Attie was officially unveiled at the Atmosphere conference this past weekend by Jay Graber, Bluesky’s former CEO who’s now chief innovation officer, and Paul Frazee, the company’s CTO. The app runs on Anthropic’s Claude AI under the hood and is built on Bluesky’s underlying protocol, the AT Protocol (atproto). Here’s the thing that makes it different from what Bluesky has done before: Attie is a completely standalone product, not just another feature inside the main app.
So how does it actually work? You just chat with Attie like you’d chat with any other AI chatbot. Want a feed about tech news? Ask Attie to build one. Interested in posts from Bay Area activists and climate advocates? Describe what you want, and Attie creates it for you. Because Bluesky operates as an open system where data flows across different apps, Attie can actually understand your interests and what you’ve been discussing. When you sign in with your Atmosphere login (which is basically your login for any app built on atproto), Attie immediately gets the context it needs to help you.
Interim CEO Toni Schneider, who’s also a partner at Bluesky backer True Ventures, emphasized that this is a people-focused AI product. “You control it, you shape it, without having to write code”, Schneider explained. The whole idea is to give regular users the power to build things on top of the Atmosphere without needing technical skills.
For now, Attie is in private beta and available to folks who attended the Atmosphere conference. Eventually, the feeds you create will work inside Bluesky and other atproto apps. But the long-term vision is even bigger, Graber’s team wants users to eventually be able to build their own custom social apps using Attie, all without writing code.
This move reflects a bigger philosophy at Bluesky. Graber has been vocal about how AI is being weaponized by major platforms to keep you scrolling and harvest your data. “We think AI should serve people, not platforms”, she said when announcing Attie. With an open protocol, that power shifts to you.

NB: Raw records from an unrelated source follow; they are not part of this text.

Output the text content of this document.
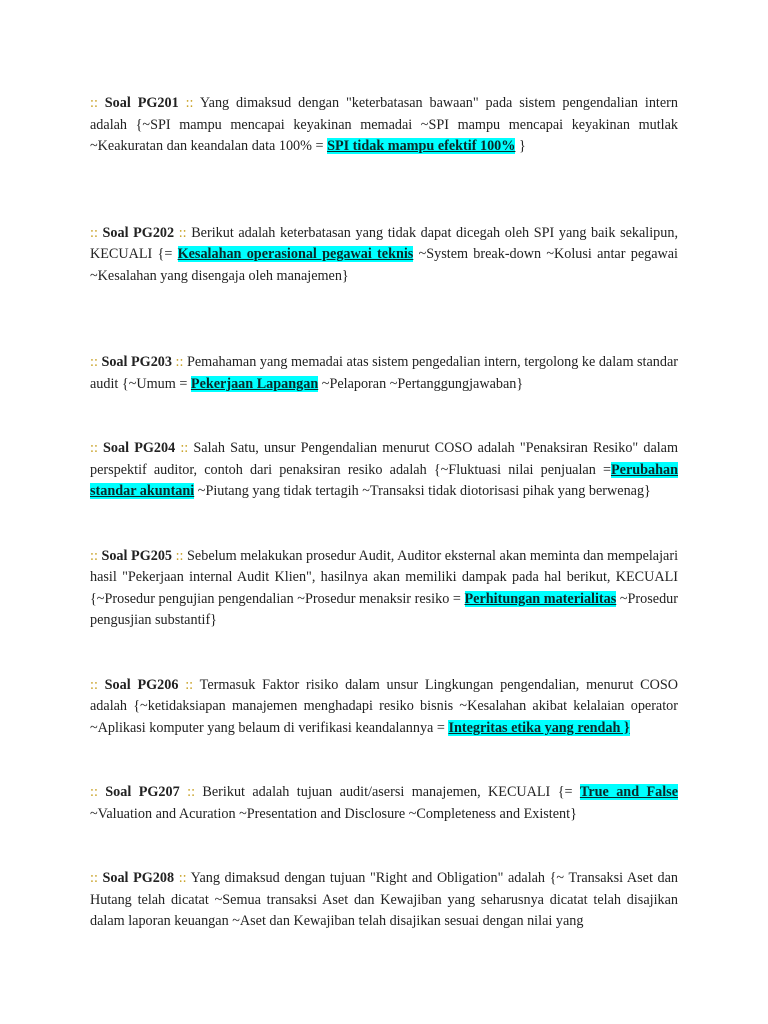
:: Soal PG201 :: Yang dimaksud dengan "keterbatasan bawaan" pada sistem pengendalian intern adalah {~SPI mampu mencapai keyakinan memadai ~SPI mampu mencapai keyakinan mutlak ~Keakuratan dan keandalan data 100% = SPI tidak mampu efektif 100% }

:: Soal PG202 :: Berikut adalah keterbatasan yang tidak dapat dicegah oleh SPI yang baik sekalipun, KECUALI {= Kesalahan operasional pegawai teknis ~System break-down ~Kolusi antar pegawai ~Kesalahan yang disengaja oleh manajemen}

:: Soal PG203 :: Pemahaman yang memadai atas sistem pengedalian intern, tergolong ke dalam standar audit {~Umum = Pekerjaan Lapangan ~Pelaporan ~Pertanggungjawaban}

:: Soal PG204 :: Salah Satu, unsur Pengendalian menurut COSO adalah "Penaksiran Resiko" dalam perspektif auditor, contoh dari penaksiran resiko adalah {~Fluktuasi nilai penjualan =Perubahan standar akuntani ~Piutang yang tidak tertagih ~Transaksi tidak diotorisasi pihak yang berwenag}

:: Soal PG205 :: Sebelum melakukan prosedur Audit, Auditor eksternal akan meminta dan mempelajari hasil "Pekerjaan internal Audit Klien", hasilnya akan memiliki dampak pada hal berikut, KECUALI {~Prosedur pengujian pengendalian ~Prosedur menaksir resiko = Perhitungan materialitas ~Prosedur pengusjian substantif}

:: Soal PG206 :: Termasuk Faktor risiko dalam unsur Lingkungan pengendalian, menurut COSO adalah {~ketidaksiapan manajemen menghadapi resiko bisnis ~Kesalahan akibat kelalaian operator ~Aplikasi komputer yang belaum di verifikasi keandalannya = Integritas etika yang rendah }

:: Soal PG207 :: Berikut adalah tujuan audit/asersi manajemen, KECUALI {= True and False ~Valuation and Acuration ~Presentation and Disclosure ~Completeness and Existent}

:: Soal PG208 :: Yang dimaksud dengan tujuan "Right and Obligation" adalah {~ Transaksi Aset dan Hutang telah dicatat ~Semua transaksi Aset dan Kewajiban yang seharusnya dicatat telah disajikan dalam laporan keuangan ~Aset dan Kewajiban telah disajikan sesuai dengan nilai yang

The timing is solid too. Bluesky just landed $100 million in Series B funding, which means the company has over three years of runway to keep building. That stability matters for the whole ecosystem. Right now, Schneider says monetization hasn’t been totally figured out, Attie might eventually require a fee, or Bluesky might pivot to subscriptions and hosting services instead. Either way, he wants you to know one thing: crypto integration isn’t happening, despite crypto investors backing the company. Those investors are here because they believe in decentralization, not because they’re trying to turn Bluesky into a payment app.
Attie represents something genuinely different in the social media landscape, an AI tool that actually puts control in users’ hands rather than concentrating power with a corporation.